En parlant de casting, il ne faut pas oublier la responsabilité de la direction du club. Les dirigeants sont responsables tout d’abord du départ de Carlo Ancelotti, un des plus grands entraineurs du monde. Ils sont responsables aussi du recrutement de Cavani. Il me semblait alors plus prioritaire de recruter un spécialiste sur le coté gauche à ce prix la. Ils sont responsables aussi du recrutement de David Luiz. Sans parler de son niveau de jeu moyen, l’émergence de Marquinhos ne nécessitait surement pas un tel investissement à ce poste. Puis pour parler de cette saison, le timing de la prolongation de Laurent Blanc ne me paraissait pas judicieux. Le départ de Lavezzi en cours de saison est à mon sens, encore une fois uniquement pour le groupe, une erreur. Et enfin, la gestion de l’affaire Aurier. Dans n’importe quel grand club, le joueur aurait été placardisé, un acte qui aurait montré l’importance de l’institution. Et encore, je ne m’attarderai pas sur les campagnes de communication qui à mon sens manquent cruellement d’humilité. Tout cela démontre une chose : le club grandit mais la structure du club manque de consistance, de solidité, de professionnalisme. La structure du club ne grandit pas à la vitesse du club.

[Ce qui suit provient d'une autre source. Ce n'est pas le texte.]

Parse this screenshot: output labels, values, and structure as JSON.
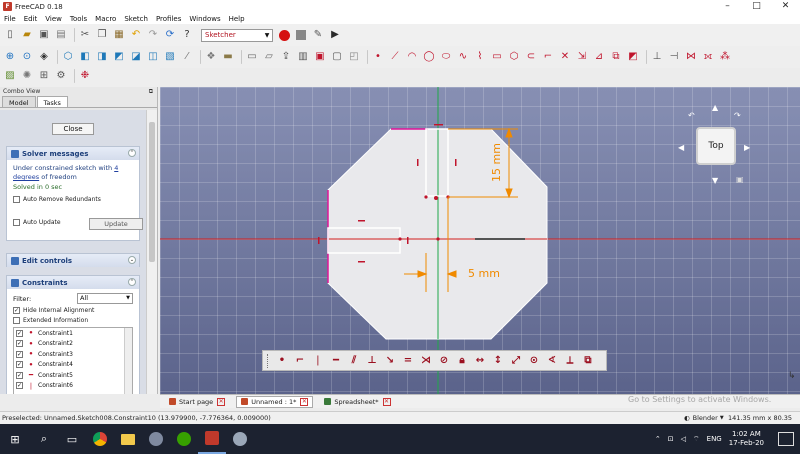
{
  "window": {
    "title": "FreeCAD 0.18",
    "controls": [
      "–",
      "□",
      "✕"
    ]
  },
  "menu": [
    "File",
    "Edit",
    "View",
    "Tools",
    "Macro",
    "Sketch",
    "Profiles",
    "Windows",
    "Help"
  ],
  "toolbar": {
    "workbench": "Sketcher"
  },
  "combo": {
    "title": "Combo View",
    "tabs": [
      "Model",
      "Tasks"
    ],
    "close_label": "Close",
    "solver": {
      "header": "Solver messages",
      "message_prefix": "Under constrained sketch with ",
      "message_link": "4 degrees",
      "message_suffix": " of freedom",
      "solved": "Solved in 0 sec",
      "auto_remove": "Auto Remove Redundants",
      "auto_update": "Auto Update",
      "update_label": "Update"
    },
    "edit_controls": {
      "header": "Edit controls"
    },
    "constraints": {
      "header": "Constraints",
      "filter_label": "Filter:",
      "filter_value": "All",
      "hide_internal": "Hide Internal Alignment",
      "extended_info": "Extended Information",
      "items": [
        "Constraint1",
        "Constraint2",
        "Constraint3",
        "Constraint4",
        "Constraint5",
        "Constraint6"
      ]
    }
  },
  "viewport": {
    "navcube_face": "Top",
    "dim_vertical": "15 mm",
    "dim_horizontal": "5 mm"
  },
  "doc_tabs": [
    "Start page",
    "Unnamed : 1*",
    "Spreadsheet*"
  ],
  "watermark": "Go to Settings to activate Windows.",
  "status": {
    "preselected": "Preselected: Unnamed.Sketch008.Constraint10 (13.979900, -7.776364, 0.009000)",
    "nav_style": "Blender",
    "dimensions": "141.35 mm x 80.35 mm"
  },
  "taskbar": {
    "lang": "ENG",
    "time": "1:02 AM",
    "date": "17-Feb-20"
  },
  "colors": {
    "accent_red": "#c0142c",
    "dimension": "#f08a00",
    "viewport_bg": "#6f779f"
  }
}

Le Paris Saint-Germain stagne. De nos jours, une stagnation équivaut à une régression. Il sera important au cours des prochains mois de changer les hommes. Laurent Blanc a subi trois échecs consécutifs en quart de finale de la Ligue des Champions, d’autant que cette année, les portes du dernier carré étaient plus franchissables. Au delà d’être fragilisé, si le PSG veut grandir, il devra se doter d’un entraineur d’un niveau supérieur. Pour les joueurs, le constat est le même, pour aller plus loin dans ce tournoi, il faudra renouveler un effectif dont certains cadres sont à bout de souffle. Le PSG possède un joueur de classe mondiale : Thiago Silva. Il faudra s’appuyer sur des joueurs prometteurs comme Verratti, Marquinhos, Rabiot et Kurzawa. Hier soir, la déception était immense. L’élimination est douloureuse et il faut se dire les choses : la saison est finie et il faudra encore attendre un an.